Il n’y a pas de politique véritable, au sens où « politique » renvoie à autre chose que la simple gestion du monde tel qu’il est, qui ne pose la question de la communauté : c’est-à-dire celle de la possibilité d’un vivre ensemble selon les principes de l’égalité et de la justice. Aristote le rappelait dans son Éthique à Nicomaque, en y ajoutant un troisième terme, celui de philia, qui désigne toutes les formes d’affection liant entre eux des êtres libres et égaux.

Pour Charlotte Delbo et Hanna Lévy-Hass, l’universalité concrète de cette communauté a porté un nom : celui de communisme.
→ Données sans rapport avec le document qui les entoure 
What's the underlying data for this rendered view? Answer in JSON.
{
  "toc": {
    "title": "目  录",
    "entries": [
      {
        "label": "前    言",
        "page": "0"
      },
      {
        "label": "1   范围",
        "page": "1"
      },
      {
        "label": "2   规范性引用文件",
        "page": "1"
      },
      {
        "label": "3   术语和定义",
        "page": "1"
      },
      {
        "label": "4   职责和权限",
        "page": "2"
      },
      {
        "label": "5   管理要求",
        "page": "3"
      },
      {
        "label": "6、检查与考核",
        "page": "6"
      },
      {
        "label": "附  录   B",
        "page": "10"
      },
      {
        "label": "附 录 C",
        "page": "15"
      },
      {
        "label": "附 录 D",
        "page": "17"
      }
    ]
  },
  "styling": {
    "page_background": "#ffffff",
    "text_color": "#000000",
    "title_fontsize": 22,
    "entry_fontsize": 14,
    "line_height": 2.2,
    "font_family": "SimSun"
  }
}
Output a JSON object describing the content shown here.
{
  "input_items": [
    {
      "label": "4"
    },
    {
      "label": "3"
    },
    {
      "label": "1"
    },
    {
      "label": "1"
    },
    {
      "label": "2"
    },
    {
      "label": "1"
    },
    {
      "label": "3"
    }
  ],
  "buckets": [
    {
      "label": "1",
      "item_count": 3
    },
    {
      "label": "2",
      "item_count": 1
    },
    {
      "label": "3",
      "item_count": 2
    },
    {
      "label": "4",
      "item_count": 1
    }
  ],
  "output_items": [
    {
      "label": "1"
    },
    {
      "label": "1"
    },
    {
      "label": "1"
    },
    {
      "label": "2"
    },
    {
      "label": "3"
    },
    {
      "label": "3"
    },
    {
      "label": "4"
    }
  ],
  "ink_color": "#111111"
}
Leur engagement dans la Résistance − en France et en Yougoslavie − s’est fait au nom du communisme, c’est-à-dire au nom d’une figure de la communauté que l’on pouvait opposer à celle incarnée par le nazisme. Que cette figure, dans sa version soviétique, se soit révélée mensongère et meurtrière ne doit pas faire oublier qu’elle a représenté, pour des millions de femmes et d’hommes en Europe, la seule réponse effective, pratique, à la question de savoir comment vaincre le nazisme. La Résistance, avant que l’idéologie stalinienne n’en fasse un élément central de sa propagande, a été vécue par de nombreux combattants comme une expérience « communiste », comme la preuve vivante qu’une communauté d’individus libres et égaux, liés par une philia, était possible. Dans un article paru en septembre 1944, Sartre a donné de cette expérience la formulation la plus juste :

« À ceux qui eurent une activité clandestine, les circonstances de leur lutte apportaient une expérience nouvelle : ils ne combattaient pas au grand jour, comme des soldats ; traqués dans la solitude, arrêtés dans la solitude, c’est dans le délaissement, dans le dénuement le plus complet qu’ils résistaient aux tortures […] Ce délaissement, cette solitude, ce risque énorme étaient les mêmes pour tous, pour les chefs et pour les hommes ; pour ceux qui portaient des messages dont ils ignoraient le sens comme pour ceux qui décidaient de toute la résistance, une sanction unique : l’emprisonnement, la déportation, la mort. Il n’est pas d’armée au monde où l’on trouve pareille égalité de risques pour le soldat et le généralissime. Et c’est pourquoi la Résistance fut une démocratie véritable : pour le soldat comme pour le chef, même danger, même responsabilité, même absolue liberté dans la discipline. Ainsi, dans l’ombre et dans le sang, la plus forte des…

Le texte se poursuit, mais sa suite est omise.